Kareem had criticized his religion, Islam, and its actions toward women and toward Egypt’s Coptic Christian minority. He also criticized the government of President Mubarak. For that he was jailed, where he was beaten and denied elemental rights. He is, mercifully, back at home with his family and out of the public eye for a while.
Egypt used Facebook to flush anti-religious West Bank blogger. Walid Husayin, who was arrested last week, was found out in part by investigations carried out via Facebook. Many, possibly all, governments use Facebook and other social media tools to create fake profiles for the purpose of following and observing alleged threats. That seems to be the case in part for Walid.
Chinese Twitter users gets one-year in labor camp for tweet. Cheng Jianping has wound up in a Chinese “re-education camp” based on a few words appended to a retweet. Mocking nationalistic vandalism that flared up around a Chinese-Japanese dispute over the ownership of uninhabited islands, she retweeted another’s message and added the ironic admonition, “Charge, angry youth!”

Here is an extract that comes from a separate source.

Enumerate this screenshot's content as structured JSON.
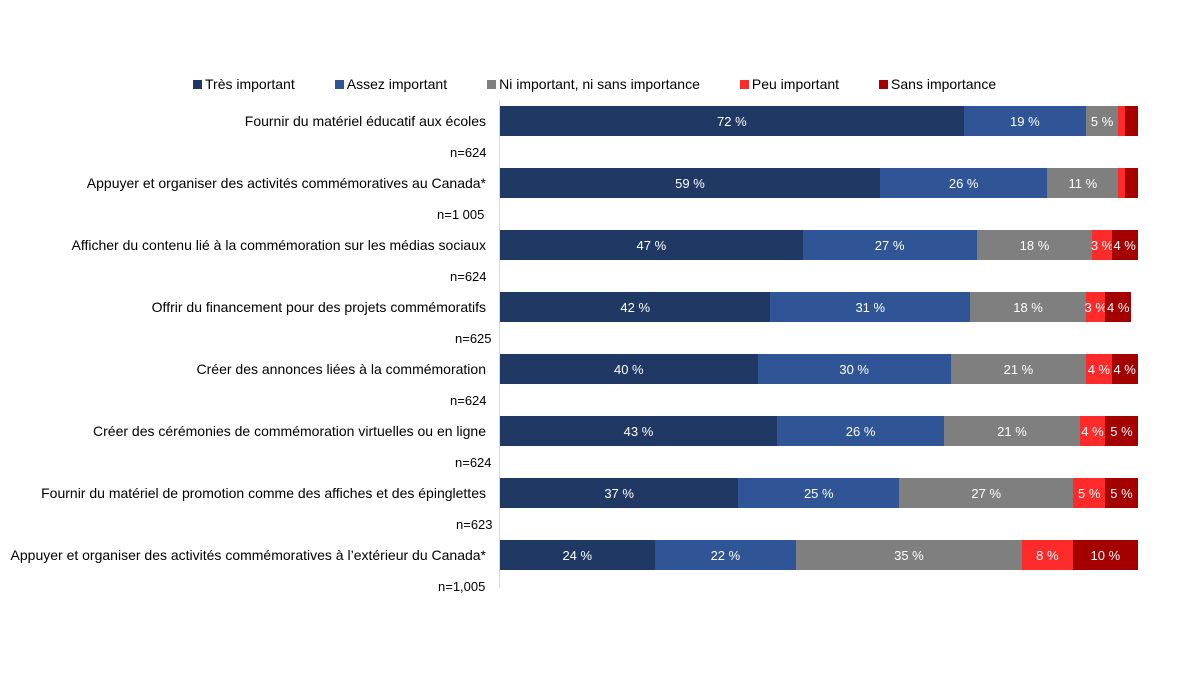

Youngest imprisoned blogger on trial in Iran. 18-year-old blogger and women’s rights activist Navid Mohebbi is on trial, if you can call it that. He is in front of a “revolutionary” court in the northern Iranian city of Amol. He is the youngest blogger currently under arrest. His attorney is not allowed to be in the court room with him.
U.S. Senate judiciary committee approves online censorship bill unanimously. The Combating Online Infringement and Counterfeits Act (COICA), is an attempt to make it easier to shut down sites that are infringing on legitimate copyright. The problem is that it also will, if it becomes law, make it much easier to shut down any site at any time for the barest of reasons. As Wired put it:
“(T)he law’s critics do not believe that giving the federal government the right to shut down websites at will based upon a vague and arbitrary standard of evidence, even if no law-breaking has been proved, is a particularly good idea.”
Azerbaijani bloggers released. Adnan Hajizade and Emin Milli were arrested on July 8 of last year after being beaten “while dining with a group of other civil society and youth activists in a downtown Baku restaurant.” The youth activists and bloggers were both released within the past week.
U.S. hacker detained, interrogated at airport. In similar wise to the temporary detention of Wikileaks volunteer Jacob Appelbaum in August, this week “Moxie Marlinspike” was also stopped and searched. U.S. Customs and Border Protection took the security consultant into custody at JFK when he stepped off a flight from the Domican republic and searched his laptop and phone. He refused to give them passwords and the devices were returned. He said he had no intention of using them now that they were in government hands. An airport exception in American law allows warrantless searches of those returning from foreign countries.